WILHELM HERTZOG: Yes, it does. However, there are many examples of sectors where the private sector competed quite successfully against the State – Private Arcelor being one and airlines being another. Yes, the State doesn't make it easy and at times, capital allocation in the industry becomes irrational on the part of the State. That does weed out weaker competitors in for example, the airline industry. However, I think that if you're a strong competitor – and ArcelorMittal certainly is a very strong competitor in the local steel market – you have a good chance of staying the course and earning decent returns in the industry, despite Government's efforts to the contrary, potentially.
ALEC HOGG: Wilhelm, we started off this conversation by talking about a CEO who had departed. Now, a new CEO who is coming in at Group Five – Mike Upton's making way for Eric Vemer. Do you know him at all – the newcomer?
WILHELM HERTZOG: I haven't personally met him at all, so I can't really speak of personal experience, no.
ALEC HOGG: But it does look like a good process: the incumbent is there and they've appointed a successor. It's very different to what happened at Aveng, which in fact, is a share that you own.
WILHELM HERTZOG: Absolutely. I think we quite like what the management team at Group Five have done with the company in recent years, so we have a great deal of respect for Mike Upton as a chief there. He really brought together what seems to be a tight-knit team with a strong culture of only accepting profitable work etcetera. I do think it's encouraging. As you say, it seems to be a through, well though through discipline process of appointing an internal successor.
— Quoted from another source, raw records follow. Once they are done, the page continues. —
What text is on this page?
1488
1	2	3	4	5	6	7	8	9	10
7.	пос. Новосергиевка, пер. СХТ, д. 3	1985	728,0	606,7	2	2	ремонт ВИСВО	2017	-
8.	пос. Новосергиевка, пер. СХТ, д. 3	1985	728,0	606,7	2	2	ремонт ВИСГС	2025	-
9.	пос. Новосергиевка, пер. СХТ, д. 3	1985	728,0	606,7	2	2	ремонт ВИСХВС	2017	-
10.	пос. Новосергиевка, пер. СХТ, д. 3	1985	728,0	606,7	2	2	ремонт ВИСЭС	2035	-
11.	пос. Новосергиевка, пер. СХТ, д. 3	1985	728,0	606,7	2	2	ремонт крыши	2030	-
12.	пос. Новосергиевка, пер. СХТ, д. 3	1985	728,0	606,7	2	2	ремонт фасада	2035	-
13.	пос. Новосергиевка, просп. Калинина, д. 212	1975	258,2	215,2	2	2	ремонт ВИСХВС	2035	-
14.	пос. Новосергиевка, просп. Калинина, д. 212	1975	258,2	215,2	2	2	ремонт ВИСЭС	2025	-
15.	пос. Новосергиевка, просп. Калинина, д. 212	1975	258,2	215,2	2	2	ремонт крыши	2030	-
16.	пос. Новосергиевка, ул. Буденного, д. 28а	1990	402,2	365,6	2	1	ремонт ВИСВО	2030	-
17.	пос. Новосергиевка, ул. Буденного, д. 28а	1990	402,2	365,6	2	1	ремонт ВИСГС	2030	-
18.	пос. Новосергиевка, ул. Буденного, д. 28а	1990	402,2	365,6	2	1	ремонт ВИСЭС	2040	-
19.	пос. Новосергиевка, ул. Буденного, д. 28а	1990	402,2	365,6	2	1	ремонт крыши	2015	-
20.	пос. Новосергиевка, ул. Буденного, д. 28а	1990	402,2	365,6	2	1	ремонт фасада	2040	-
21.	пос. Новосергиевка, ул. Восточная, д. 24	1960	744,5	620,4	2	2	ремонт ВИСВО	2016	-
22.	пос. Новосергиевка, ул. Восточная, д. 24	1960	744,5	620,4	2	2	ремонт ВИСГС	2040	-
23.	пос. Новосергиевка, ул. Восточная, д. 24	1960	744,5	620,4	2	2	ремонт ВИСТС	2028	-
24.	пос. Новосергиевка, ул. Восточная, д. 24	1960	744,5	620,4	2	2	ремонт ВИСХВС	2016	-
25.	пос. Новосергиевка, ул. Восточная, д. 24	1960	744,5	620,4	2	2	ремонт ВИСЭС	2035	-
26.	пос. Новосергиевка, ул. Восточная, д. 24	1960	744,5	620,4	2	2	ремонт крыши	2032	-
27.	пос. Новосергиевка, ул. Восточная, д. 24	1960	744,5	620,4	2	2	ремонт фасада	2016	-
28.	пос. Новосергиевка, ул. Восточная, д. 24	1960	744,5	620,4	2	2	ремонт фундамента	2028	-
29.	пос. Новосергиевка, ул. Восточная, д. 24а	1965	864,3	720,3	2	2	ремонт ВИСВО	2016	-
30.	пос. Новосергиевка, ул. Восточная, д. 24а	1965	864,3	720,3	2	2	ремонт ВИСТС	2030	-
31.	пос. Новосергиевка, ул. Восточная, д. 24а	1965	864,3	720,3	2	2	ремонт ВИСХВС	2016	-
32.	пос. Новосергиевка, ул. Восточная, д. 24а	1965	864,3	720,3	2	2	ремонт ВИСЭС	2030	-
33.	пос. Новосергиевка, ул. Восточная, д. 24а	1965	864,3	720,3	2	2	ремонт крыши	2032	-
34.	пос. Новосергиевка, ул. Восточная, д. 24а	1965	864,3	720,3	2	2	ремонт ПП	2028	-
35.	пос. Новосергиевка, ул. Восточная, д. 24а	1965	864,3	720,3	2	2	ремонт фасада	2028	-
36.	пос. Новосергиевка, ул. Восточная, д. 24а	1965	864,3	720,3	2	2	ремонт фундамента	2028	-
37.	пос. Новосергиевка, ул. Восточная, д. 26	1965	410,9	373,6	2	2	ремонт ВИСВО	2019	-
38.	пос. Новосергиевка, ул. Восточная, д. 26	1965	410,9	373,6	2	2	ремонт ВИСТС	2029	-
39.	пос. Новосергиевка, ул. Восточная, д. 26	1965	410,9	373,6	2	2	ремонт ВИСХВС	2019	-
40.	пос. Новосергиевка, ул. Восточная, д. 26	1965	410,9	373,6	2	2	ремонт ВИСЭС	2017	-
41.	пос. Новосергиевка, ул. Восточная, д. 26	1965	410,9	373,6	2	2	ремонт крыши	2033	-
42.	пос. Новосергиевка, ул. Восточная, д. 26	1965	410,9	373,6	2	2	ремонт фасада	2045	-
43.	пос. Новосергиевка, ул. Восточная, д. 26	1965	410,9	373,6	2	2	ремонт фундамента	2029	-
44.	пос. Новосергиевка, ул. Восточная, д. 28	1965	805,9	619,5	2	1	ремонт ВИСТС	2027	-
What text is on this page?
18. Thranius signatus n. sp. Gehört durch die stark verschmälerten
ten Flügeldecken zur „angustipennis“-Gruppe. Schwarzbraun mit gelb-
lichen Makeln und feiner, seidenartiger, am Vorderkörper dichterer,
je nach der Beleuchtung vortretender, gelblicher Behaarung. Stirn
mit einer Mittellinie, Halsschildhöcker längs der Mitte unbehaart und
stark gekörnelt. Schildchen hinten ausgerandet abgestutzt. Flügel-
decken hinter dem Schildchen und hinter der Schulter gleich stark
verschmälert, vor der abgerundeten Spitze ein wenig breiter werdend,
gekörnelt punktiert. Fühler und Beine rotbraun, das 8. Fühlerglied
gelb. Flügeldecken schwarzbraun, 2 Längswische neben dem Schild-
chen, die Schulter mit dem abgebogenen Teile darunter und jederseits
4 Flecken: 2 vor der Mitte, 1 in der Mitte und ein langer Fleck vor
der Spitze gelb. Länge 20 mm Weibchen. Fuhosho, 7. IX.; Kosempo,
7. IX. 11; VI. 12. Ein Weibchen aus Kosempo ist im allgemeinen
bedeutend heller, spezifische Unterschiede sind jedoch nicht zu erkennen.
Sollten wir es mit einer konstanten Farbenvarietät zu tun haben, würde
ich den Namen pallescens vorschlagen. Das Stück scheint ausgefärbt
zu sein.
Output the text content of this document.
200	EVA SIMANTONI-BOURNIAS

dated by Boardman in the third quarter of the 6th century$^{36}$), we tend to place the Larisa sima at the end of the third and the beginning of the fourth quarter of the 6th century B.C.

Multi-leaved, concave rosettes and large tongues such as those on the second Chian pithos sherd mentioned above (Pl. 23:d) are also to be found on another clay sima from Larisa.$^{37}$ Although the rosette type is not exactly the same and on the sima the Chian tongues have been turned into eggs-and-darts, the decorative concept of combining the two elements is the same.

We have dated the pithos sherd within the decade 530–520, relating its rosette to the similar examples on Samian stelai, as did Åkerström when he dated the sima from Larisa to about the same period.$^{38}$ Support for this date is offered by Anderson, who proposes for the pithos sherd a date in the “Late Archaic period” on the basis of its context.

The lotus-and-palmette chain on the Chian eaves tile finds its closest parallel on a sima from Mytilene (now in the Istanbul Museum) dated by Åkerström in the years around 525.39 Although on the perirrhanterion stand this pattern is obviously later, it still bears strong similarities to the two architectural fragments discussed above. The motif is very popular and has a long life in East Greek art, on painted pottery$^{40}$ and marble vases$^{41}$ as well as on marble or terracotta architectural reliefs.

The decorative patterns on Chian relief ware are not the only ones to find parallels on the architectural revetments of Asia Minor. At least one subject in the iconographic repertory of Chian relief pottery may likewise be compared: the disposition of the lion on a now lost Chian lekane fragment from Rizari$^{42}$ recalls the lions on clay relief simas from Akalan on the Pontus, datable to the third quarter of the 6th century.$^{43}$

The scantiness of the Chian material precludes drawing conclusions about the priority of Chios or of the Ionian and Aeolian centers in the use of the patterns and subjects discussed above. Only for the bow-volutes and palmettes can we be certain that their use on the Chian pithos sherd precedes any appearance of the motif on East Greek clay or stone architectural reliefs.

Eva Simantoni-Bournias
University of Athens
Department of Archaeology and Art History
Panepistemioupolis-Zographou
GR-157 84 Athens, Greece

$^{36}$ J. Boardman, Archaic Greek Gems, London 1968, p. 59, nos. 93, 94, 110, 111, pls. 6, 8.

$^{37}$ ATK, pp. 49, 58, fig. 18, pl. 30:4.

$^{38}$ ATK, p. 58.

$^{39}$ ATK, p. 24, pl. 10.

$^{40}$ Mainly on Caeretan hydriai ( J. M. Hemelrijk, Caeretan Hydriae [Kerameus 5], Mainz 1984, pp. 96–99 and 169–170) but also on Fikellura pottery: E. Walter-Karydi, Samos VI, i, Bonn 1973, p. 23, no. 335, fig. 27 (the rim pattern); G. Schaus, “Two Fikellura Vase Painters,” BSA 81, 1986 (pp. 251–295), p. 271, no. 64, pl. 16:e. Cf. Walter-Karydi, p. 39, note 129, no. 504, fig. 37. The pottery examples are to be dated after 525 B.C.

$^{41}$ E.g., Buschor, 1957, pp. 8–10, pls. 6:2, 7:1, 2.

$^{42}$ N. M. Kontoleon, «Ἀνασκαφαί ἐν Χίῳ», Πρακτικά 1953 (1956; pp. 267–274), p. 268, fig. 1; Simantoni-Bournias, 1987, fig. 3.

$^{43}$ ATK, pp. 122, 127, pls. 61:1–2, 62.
That's a very positive sign for what's going on in the company and how management is steering the company on the road ahead.
ALEC HOGG: And Aveng, from your perspective (being a shareholder there), I guess it's more of the same.
WILHELM HERTZOG: Sure. It's more of the same and Aveng has been disappointing in terms of operational performance in recent years so yes, that doesn't take away from the fact that we think the current share price is very attractive in the context of the longer-term economics. Certainly, operational execution at Aveng has left much to be desired in recent years, compared to what's been happening at Group Five, for example.
ALEC HOGG: Hopefully, the new CEO will, as well. Well, that was Wilhelm Hertzog from RECM.